Alloying chromium-nickel with cobalt (Co), and manganese (Mn) offers the possibility of creating alloys with high yield strength and fracture toughness, while alloying chromium-nickel with aluminum (Al) also contributes yield strength and fracture toughness, along with low density. This study probed the phase composition and microstructure of the low entropy CrNiX system by considering X = Co, Al, Mn. The phase formation rules of low-entropy alloys are explored using empirical formation rules of simple solid solutions. A single phase is likely to form when the mixing enthalpy (H_mix) is within the range -20≤H_mix≤5 kJ.mol^(-1), configurational entropy (∆S_conf) values 12≤∆S_conf≤17.5 J.K^(-1).mol^(-1), and atom-size difference (δ)≤6.6%. CrNiCo, CrNiAl, and CrNiMn all fall within the ∆S_conf range at 13 J.K^(-1).mol^(-1), although CrNiAl is outside the H_mix range, with H_mix=-51.485 kJ.mol^(-1). In contrast, CrNiCo and CrNiMn fall within the H_mix range with values of -14.52 kJ.mol^(-1) and -17.16 kJ.mol^(-1), respectively. CrNiCo, CrNiAl, and CrNiMn alloys meet the atomic size misfit criterion with δ values of 0.17%,3.44%, and 3.75 %, respectively.

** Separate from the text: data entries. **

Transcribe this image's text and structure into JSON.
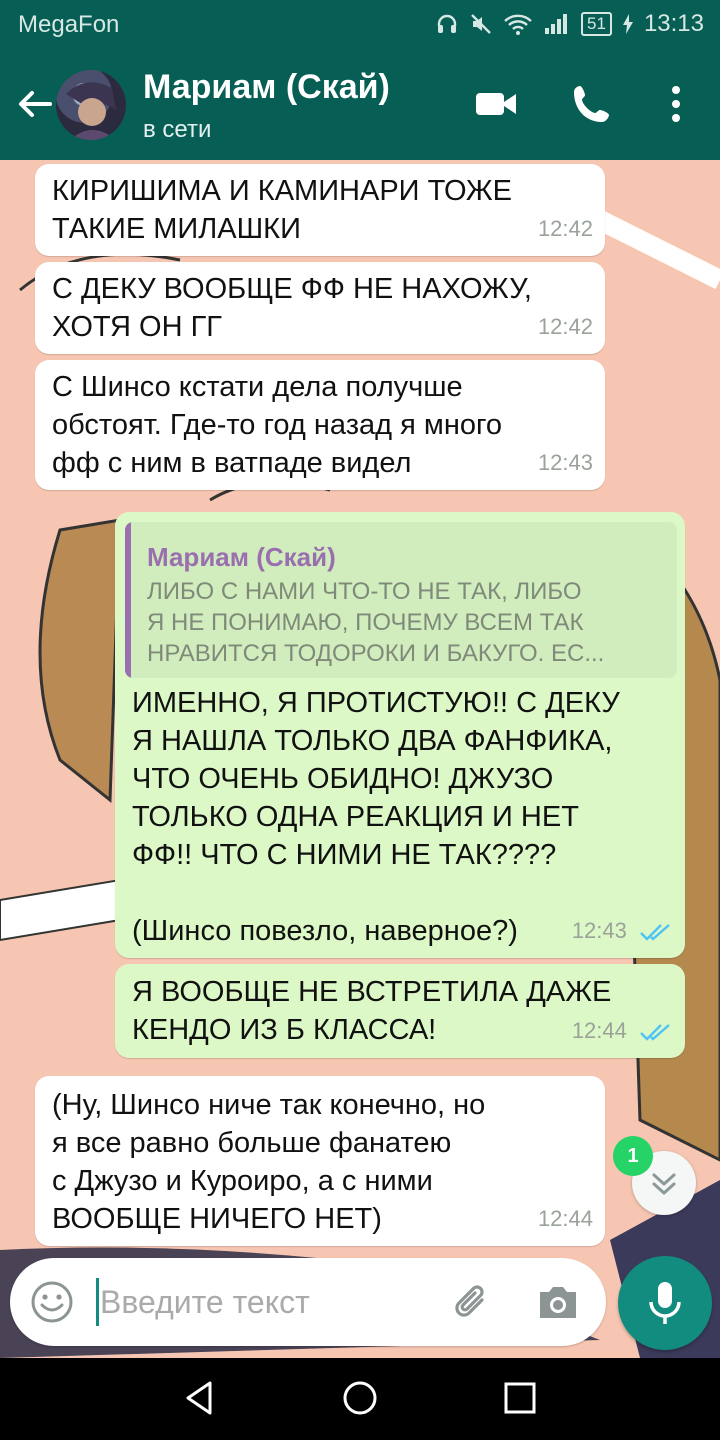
{
  "status_bar": {
    "carrier": "MegaFon",
    "battery": "51",
    "time": "13:13"
  },
  "header": {
    "contact_name": "Мариам (Скай)",
    "contact_status": "в сети"
  },
  "messages": [
    {
      "direction": "incoming",
      "text_lines": [
        "КИРИШИМА И КАМИНАРИ ТОЖЕ",
        "ТАКИЕ МИЛАШКИ"
      ],
      "time": "12:42"
    },
    {
      "direction": "incoming",
      "text_lines": [
        "С ДЕКУ ВООБЩЕ ФФ НЕ НАХОЖУ,",
        "ХОТЯ ОН ГГ"
      ],
      "time": "12:42"
    },
    {
      "direction": "incoming",
      "text_lines": [
        "С Шинсо кстати дела получше",
        "обстоят. Где-то год назад я много",
        "фф с ним в ватпаде видел"
      ],
      "time": "12:43"
    },
    {
      "direction": "outgoing",
      "quote": {
        "author": "Мариам (Скай)",
        "lines": [
          "ЛИБО С НАМИ ЧТО-ТО НЕ ТАК, ЛИБО",
          "Я НЕ ПОНИМАЮ, ПОЧЕМУ ВСЕМ ТАК",
          "НРАВИТСЯ ТОДОРОКИ И БАКУГО. ЕС..."
        ]
      },
      "text_lines": [
        "ИМЕННО, Я ПРОТИСТУЮ!! С ДЕКУ",
        "Я НАШЛА ТОЛЬКО ДВА ФАНФИКА,",
        "ЧТО ОЧЕНЬ ОБИДНО! ДЖУЗО",
        "ТОЛЬКО ОДНА РЕАКЦИЯ И НЕТ",
        "ФФ!! ЧТО С НИМИ НЕ ТАК????",
        "",
        "(Шинсо повезло, наверное?)"
      ],
      "time": "12:43",
      "read": true
    },
    {
      "direction": "outgoing",
      "text_lines": [
        "Я ВООБЩЕ НЕ ВСТРЕТИЛА ДАЖЕ",
        "КЕНДО ИЗ Б КЛАССА!"
      ],
      "time": "12:44",
      "read": true
    },
    {
      "direction": "incoming",
      "text_lines": [
        "(Ну, Шинсо ниче так конечно, но",
        "я все равно больше фанатею",
        "с Джузо и Куроиро, а с ними",
        "ВООБЩЕ НИЧЕГО НЕТ)"
      ],
      "time": "12:44"
    }
  ],
  "unread_badge": "1",
  "input": {
    "placeholder": "Введите текст"
  },
  "colors": {
    "header": "#075E54",
    "outgoing_bubble": "#dcf8c6",
    "incoming_bubble": "#ffffff",
    "accent": "#128C7E",
    "read_ticks": "#4fc3f7"
  },
  "icons": [
    "back-arrow-icon",
    "video-call-icon",
    "phone-icon",
    "more-vert-icon",
    "emoji-icon",
    "attach-icon",
    "camera-icon",
    "mic-icon",
    "chevron-down-icon",
    "nav-back-icon",
    "nav-home-icon",
    "nav-recents-icon",
    "headphones-icon",
    "mute-icon",
    "wifi-icon",
    "signal-icon",
    "charging-icon"
  ]
}
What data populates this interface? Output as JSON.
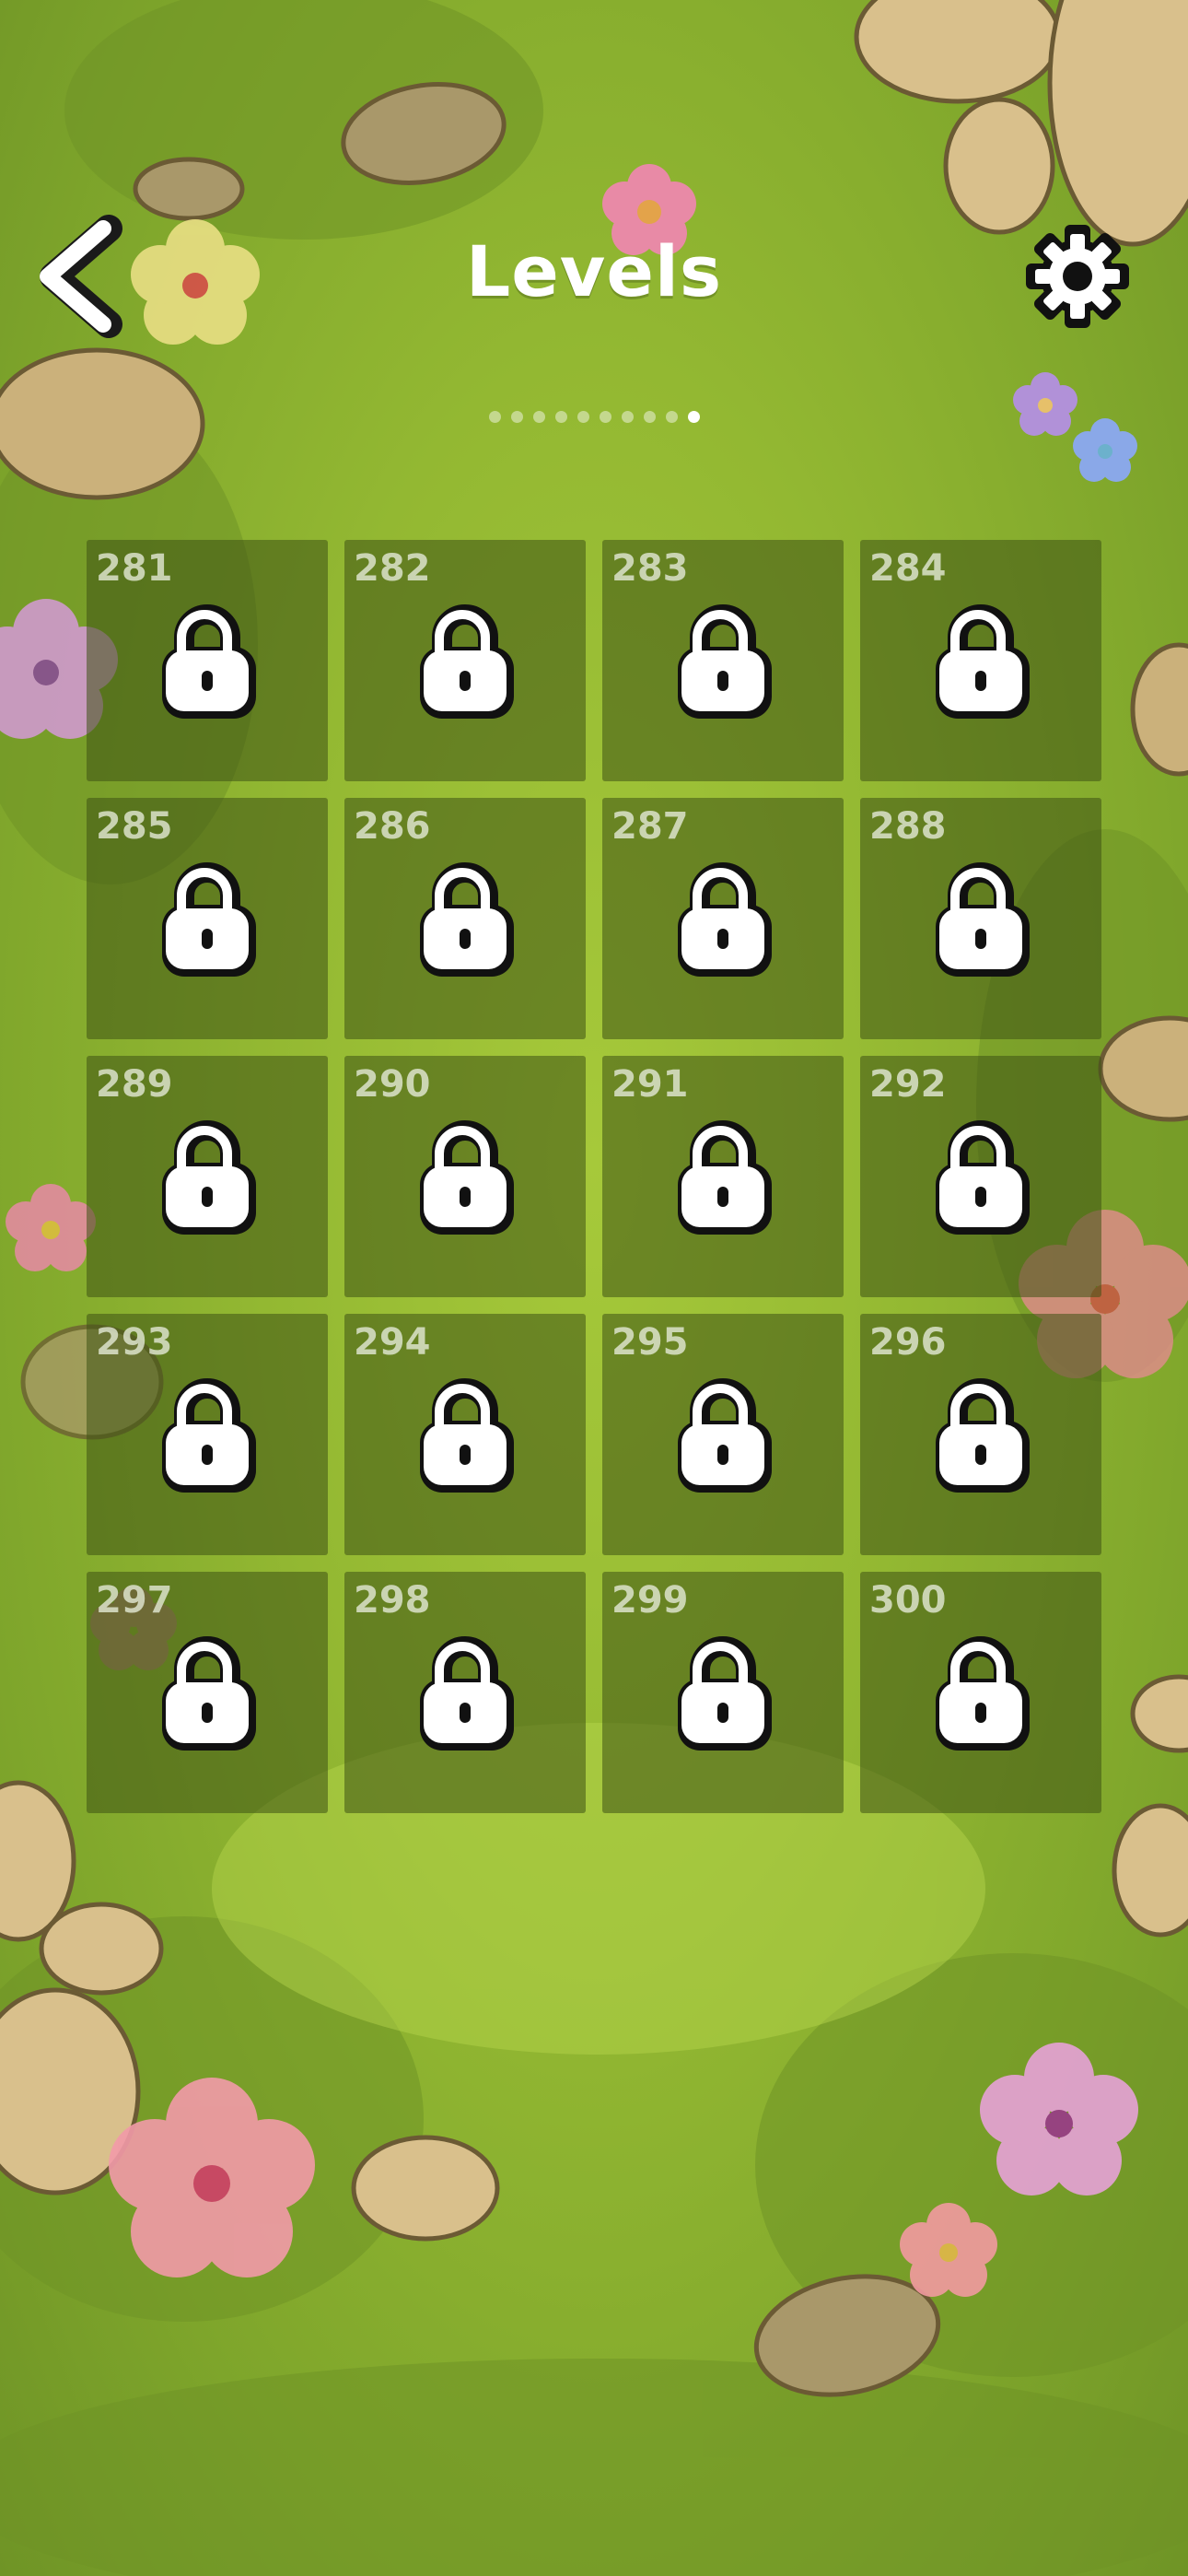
{
  "header": {
    "title": "Levels",
    "back_icon": "chevron-left-icon",
    "settings_icon": "gear-icon"
  },
  "pager": {
    "total_pages": 10,
    "active_page": 10
  },
  "levels": [
    {
      "number": "281",
      "locked": true
    },
    {
      "number": "282",
      "locked": true
    },
    {
      "number": "283",
      "locked": true
    },
    {
      "number": "284",
      "locked": true
    },
    {
      "number": "285",
      "locked": true
    },
    {
      "number": "286",
      "locked": true
    },
    {
      "number": "287",
      "locked": true
    },
    {
      "number": "288",
      "locked": true
    },
    {
      "number": "289",
      "locked": true
    },
    {
      "number": "290",
      "locked": true
    },
    {
      "number": "291",
      "locked": true
    },
    {
      "number": "292",
      "locked": true
    },
    {
      "number": "293",
      "locked": true
    },
    {
      "number": "294",
      "locked": true
    },
    {
      "number": "295",
      "locked": true
    },
    {
      "number": "296",
      "locked": true
    },
    {
      "number": "297",
      "locked": true
    },
    {
      "number": "298",
      "locked": true
    },
    {
      "number": "299",
      "locked": true
    },
    {
      "number": "300",
      "locked": true
    }
  ],
  "colors": {
    "grass": "#93b832",
    "tile": "#3e5214",
    "title": "#ffffff"
  }
}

Multicomponent alloys CrNiX (X = Co, Al, Mn), in equal atomic proportions, were then synthesized by arc melting. The chemical composition and elemental segregation were analysed using scanning electron microscopy (SEM), energy dispersive spectroscopy (EDS), and electron probe microanalysis. The crystal structure was identified using X-ray diffraction (XRD) analysis. CrNiCo exhibited a face-centered cubic structure (FCC), spacegroup Fm-3m, with a lattice parameter of 3.57±0.54 Å, CrNiAl showed a body-centered cubic (BCC) structure, space group Pm-3m, with a lattice parameter of 4.07±0.36 Å and CrNiMn demonstrated both FCC (spacegroup Fm-3m) and BCC (spacegroup Im-3m) with an average lattice parameter of 3.35 ±0.23 Å. Resistivity measurements were done over a temperature range of 0-300 K. For both CrNiCo and CrNiAl, resistivity increases with temperature, which is typical for metals due to increased phonon scattering. Between 0-50 K, the resistivity levels off, indicating residual resistivity from impurities or defects, which were observed in both electron probe microanalysis and EDS. Furthermore, the resistivity of both CrNiCo and CrNiAl follows a linear trend between 50-213 K and 50 -240 K, respectively. Magnetic transitions were observed at 213 K for CrNiCo and 240 K for CrNiAl.